27. peran (2)

1.7K 173 2
                                    

Alsia akhirnya bisa pulang dengan selamat. Sebelum dipulangkan Alsia bersama bangsawan lain yang disekap diintrogasi oleh seorang penyelidik terkenal di ibukota, kata lainnya detektif.

Gadis kecil itu mengatakan jika kelompok teroris kala itu tidak melakukan apa-apa pada dirinya. Dia juga tak sempat melihat wajah seseorang yang menangkap dirinya.

Tentunya, sebuah ucapan Alsia adalah kebohongan yang diberi sedikit bumbu kebenaran.

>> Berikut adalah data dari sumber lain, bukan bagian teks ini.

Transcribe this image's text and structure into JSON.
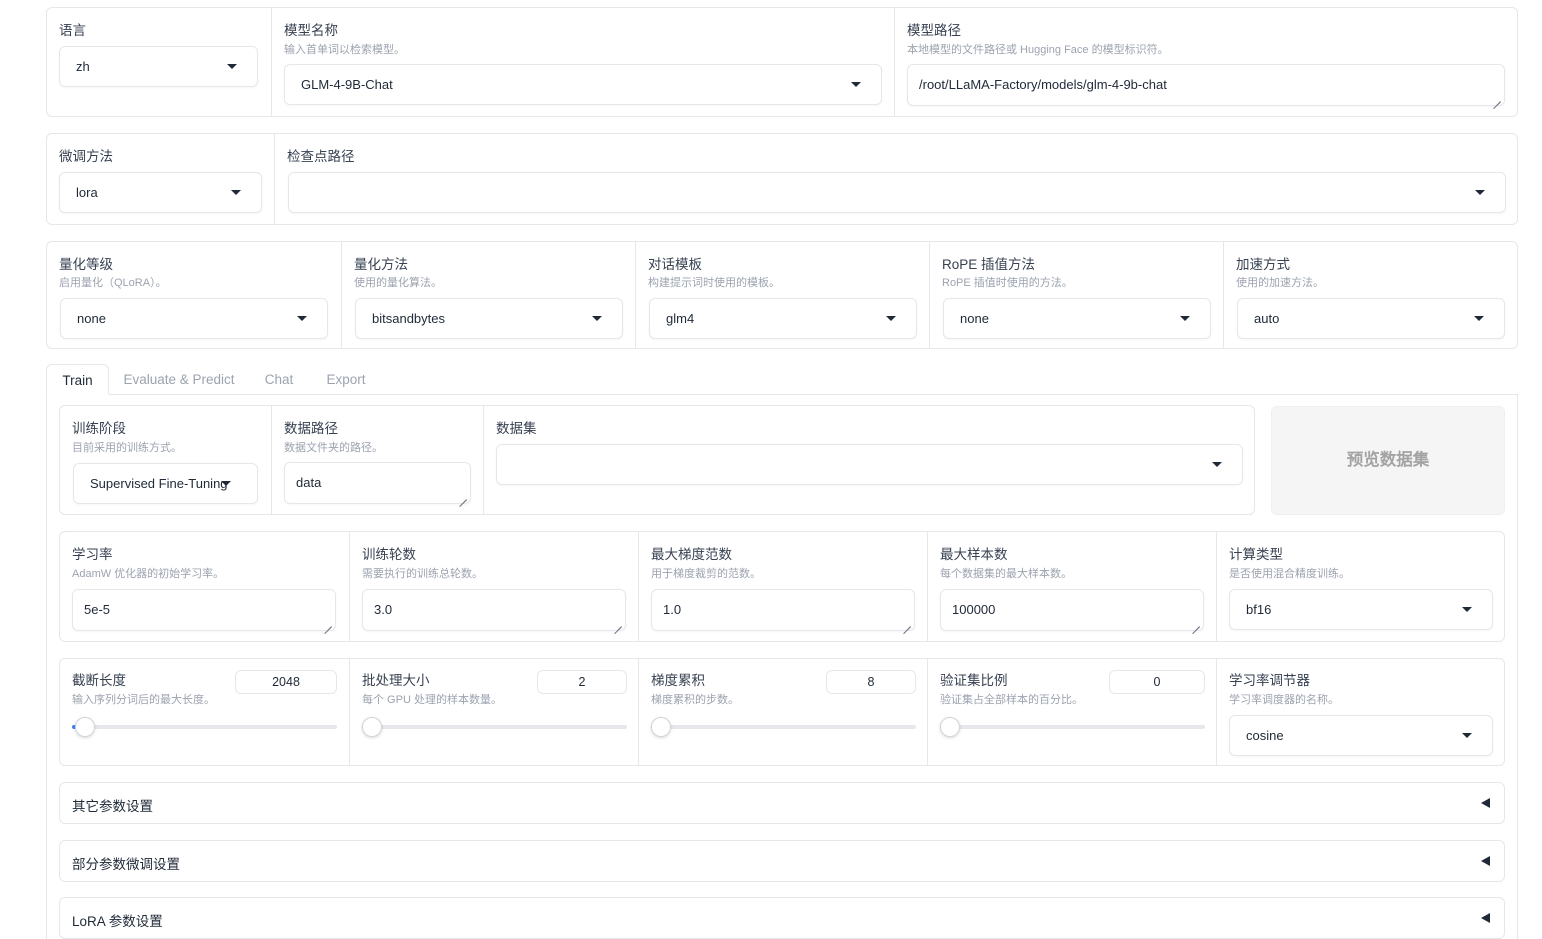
{
  "row1": {
    "lang": {
      "label": "语言",
      "value": "zh"
    },
    "model_name": {
      "label": "模型名称",
      "info": "输入首单词以检索模型。",
      "value": "GLM-4-9B-Chat"
    },
    "model_path": {
      "label": "模型路径",
      "info": "本地模型的文件路径或 Hugging Face 的模型标识符。",
      "value": "/root/LLaMA-Factory/models/glm-4-9b-chat"
    }
  },
  "row2": {
    "finetune": {
      "label": "微调方法",
      "value": "lora"
    },
    "checkpoint": {
      "label": "检查点路径",
      "value": ""
    }
  },
  "row3": {
    "quant_bit": {
      "label": "量化等级",
      "info": "启用量化（QLoRA）。",
      "value": "none"
    },
    "quant_method": {
      "label": "量化方法",
      "info": "使用的量化算法。",
      "value": "bitsandbytes"
    },
    "template": {
      "label": "对话模板",
      "info": "构建提示词时使用的模板。",
      "value": "glm4"
    },
    "rope": {
      "label": "RoPE 插值方法",
      "info": "RoPE 插值时使用的方法。",
      "value": "none"
    },
    "booster": {
      "label": "加速方式",
      "info": "使用的加速方法。",
      "value": "auto"
    }
  },
  "tabs": [
    "Train",
    "Evaluate & Predict",
    "Chat",
    "Export"
  ],
  "train": {
    "stage": {
      "label": "训练阶段",
      "info": "目前采用的训练方式。",
      "value": "Supervised Fine-Tuning"
    },
    "dataset_dir": {
      "label": "数据路径",
      "info": "数据文件夹的路径。",
      "value": "data"
    },
    "dataset": {
      "label": "数据集",
      "value": ""
    },
    "preview_btn": "预览数据集",
    "lr": {
      "label": "学习率",
      "info": "AdamW 优化器的初始学习率。",
      "value": "5e-5"
    },
    "epochs": {
      "label": "训练轮数",
      "info": "需要执行的训练总轮数。",
      "value": "3.0"
    },
    "max_grad_norm": {
      "label": "最大梯度范数",
      "info": "用于梯度裁剪的范数。",
      "value": "1.0"
    },
    "max_samples": {
      "label": "最大样本数",
      "info": "每个数据集的最大样本数。",
      "value": "100000"
    },
    "compute_type": {
      "label": "计算类型",
      "info": "是否使用混合精度训练。",
      "value": "bf16"
    },
    "cutoff_len": {
      "label": "截断长度",
      "info": "输入序列分词后的最大长度。",
      "value": "2048",
      "fraction": 0.0
    },
    "batch_size": {
      "label": "批处理大小",
      "info": "每个 GPU 处理的样本数量。",
      "value": "2",
      "fraction": 0.0
    },
    "grad_accum": {
      "label": "梯度累积",
      "info": "梯度累积的步数。",
      "value": "8",
      "fraction": 0.0
    },
    "val_size": {
      "label": "验证集比例",
      "info": "验证集占全部样本的百分比。",
      "value": "0",
      "fraction": 0.0
    },
    "scheduler": {
      "label": "学习率调节器",
      "info": "学习率调度器的名称。",
      "value": "cosine"
    }
  },
  "accordions": [
    "其它参数设置",
    "部分参数微调设置",
    "LoRA 参数设置"
  ]
}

Sang penyelidik sebenarnya ingin mengintrogasi Alsia lebih lanjut. Namun dia tak sebodoh itu. Mengingat kemarahan Mikael, salah satu pahlawan perang belum redup.

Jika mau, Mikael bisa saja memporak-porandakan kerajaan dengan pasukannya.

Alsia pun kembali ke kediaman Acandra di ibukota.

"Baiklah, sepertinya peranku di dunia ini lebih melelahkan dibandingkan Arsa."

Helaan nafas panjang keluar dari mulut Alsia.

Saat ini, tepat dua hari setelah kejadian penculikan. Alsia mulai menulis rencana di masa depan. Dia pertama-tama menggambar visual orang-orang yang dia ingat, untuk memudahkan.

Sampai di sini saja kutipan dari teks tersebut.